Apple CEO Tim Cook, who helped build the company’s global supply chain, acknowledged China’s manufacturing strengths in a 2015 interview.

“You can take all the tooling and mold makers in the United States and probably put them in a room that we’re currently in,” he said. “In China, you would have to have several soccer fields.”

Steve Jobs, the late CEO of Apple, raised the labor issue during an October 2010 meeting with President Obama.
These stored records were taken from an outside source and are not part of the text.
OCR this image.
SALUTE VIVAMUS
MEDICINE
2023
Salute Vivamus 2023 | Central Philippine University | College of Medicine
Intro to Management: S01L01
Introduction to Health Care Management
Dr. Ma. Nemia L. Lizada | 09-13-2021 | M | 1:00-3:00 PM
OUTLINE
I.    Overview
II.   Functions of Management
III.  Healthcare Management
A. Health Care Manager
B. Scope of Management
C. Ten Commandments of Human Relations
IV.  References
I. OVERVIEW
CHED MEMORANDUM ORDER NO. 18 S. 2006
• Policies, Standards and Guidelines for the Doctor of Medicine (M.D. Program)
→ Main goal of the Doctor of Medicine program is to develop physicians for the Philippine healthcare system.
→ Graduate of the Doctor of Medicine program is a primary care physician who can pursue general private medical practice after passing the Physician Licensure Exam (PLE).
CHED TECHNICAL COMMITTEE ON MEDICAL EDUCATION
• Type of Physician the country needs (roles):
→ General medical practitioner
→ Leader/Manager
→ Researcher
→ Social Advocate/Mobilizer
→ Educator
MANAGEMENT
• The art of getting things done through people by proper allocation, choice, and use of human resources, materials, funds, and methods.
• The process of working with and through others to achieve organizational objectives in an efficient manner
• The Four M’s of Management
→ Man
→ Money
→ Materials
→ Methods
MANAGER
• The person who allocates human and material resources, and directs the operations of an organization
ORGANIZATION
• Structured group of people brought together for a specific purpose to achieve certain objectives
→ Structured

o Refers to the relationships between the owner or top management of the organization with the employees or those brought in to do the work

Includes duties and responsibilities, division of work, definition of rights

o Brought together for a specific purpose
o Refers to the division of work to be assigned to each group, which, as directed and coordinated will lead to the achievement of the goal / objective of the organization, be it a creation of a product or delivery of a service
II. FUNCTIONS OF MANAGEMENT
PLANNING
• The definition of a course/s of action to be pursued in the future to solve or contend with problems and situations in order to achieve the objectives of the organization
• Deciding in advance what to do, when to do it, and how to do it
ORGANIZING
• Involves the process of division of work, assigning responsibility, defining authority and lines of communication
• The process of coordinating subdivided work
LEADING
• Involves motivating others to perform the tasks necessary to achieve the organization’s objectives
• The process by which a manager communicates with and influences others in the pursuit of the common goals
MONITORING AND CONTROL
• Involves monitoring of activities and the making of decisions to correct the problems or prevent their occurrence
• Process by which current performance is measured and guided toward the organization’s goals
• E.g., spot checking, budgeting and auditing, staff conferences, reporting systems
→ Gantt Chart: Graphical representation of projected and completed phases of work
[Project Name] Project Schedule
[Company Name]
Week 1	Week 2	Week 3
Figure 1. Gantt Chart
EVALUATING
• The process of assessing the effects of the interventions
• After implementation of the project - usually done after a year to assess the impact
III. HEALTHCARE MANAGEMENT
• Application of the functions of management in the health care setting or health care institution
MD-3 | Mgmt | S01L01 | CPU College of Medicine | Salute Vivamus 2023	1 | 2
He called America’s mediocre education system an obstacle for Apple, which needed 30,000 industrial engineers to support its factory workers at the time.

“You can’t find that many to hire in America,” Jobs told the president, according to his biographer, Walter Isaacson. “If you could educate these engineers, we could move more factories here.”

Apple, for example, has been hinting for some time that it will move production to India.

While India has a large workforce and many workers with the necessary technical skills (unlike the United States, which has long had a shortage of engineers), creating large assembly centers for Apple in India faces a lot more bureaucracy. than in China.

“At least in India, access to land is not as easy,” Friedman said, noting how the Chinese Communist Party faces fewer barriers to expropriating land quickly for causes it deems important.

Labor costs in China, while rising over the past decade, are also “artificially cheap because of political repression against unionists,” according to Friedman.

In Vietnam, another longtime candidate for Apple to shift production, “the government has a little bit more capacity, but there’s a lot less land,” according to Friedman.

Vietnam also has a significantly smaller population (98 million) compared to China (1.4 billion) and India (nearly 1.4 billion, according to World Bank data).

Another key element that explains why Apple “is really reluctant to rock the boat with China is that China is also a big market for Apple,” according to Wharton’s Allon.

Apple reported $74 billion in sales in the Greater China market during the 12-month period ending in September, or nearly 20% of its global sales for the year.

“If you look at other companies [de tecnologia] American companies, Google is not in China, Meta is not in China, Amazon is not in China,” said Allon, noting that Apple was really the only one to successfully tap into the lucrative market.

“So Apple is very reluctant and very careful to make sure that, definitely now that things are very, very sensitive, it doesn’t rock the boat — or at least not rock the boat publicly.”

The company may not be able to afford to be so dependent on China’s supply chain, but neither can it afford to leave the country behind.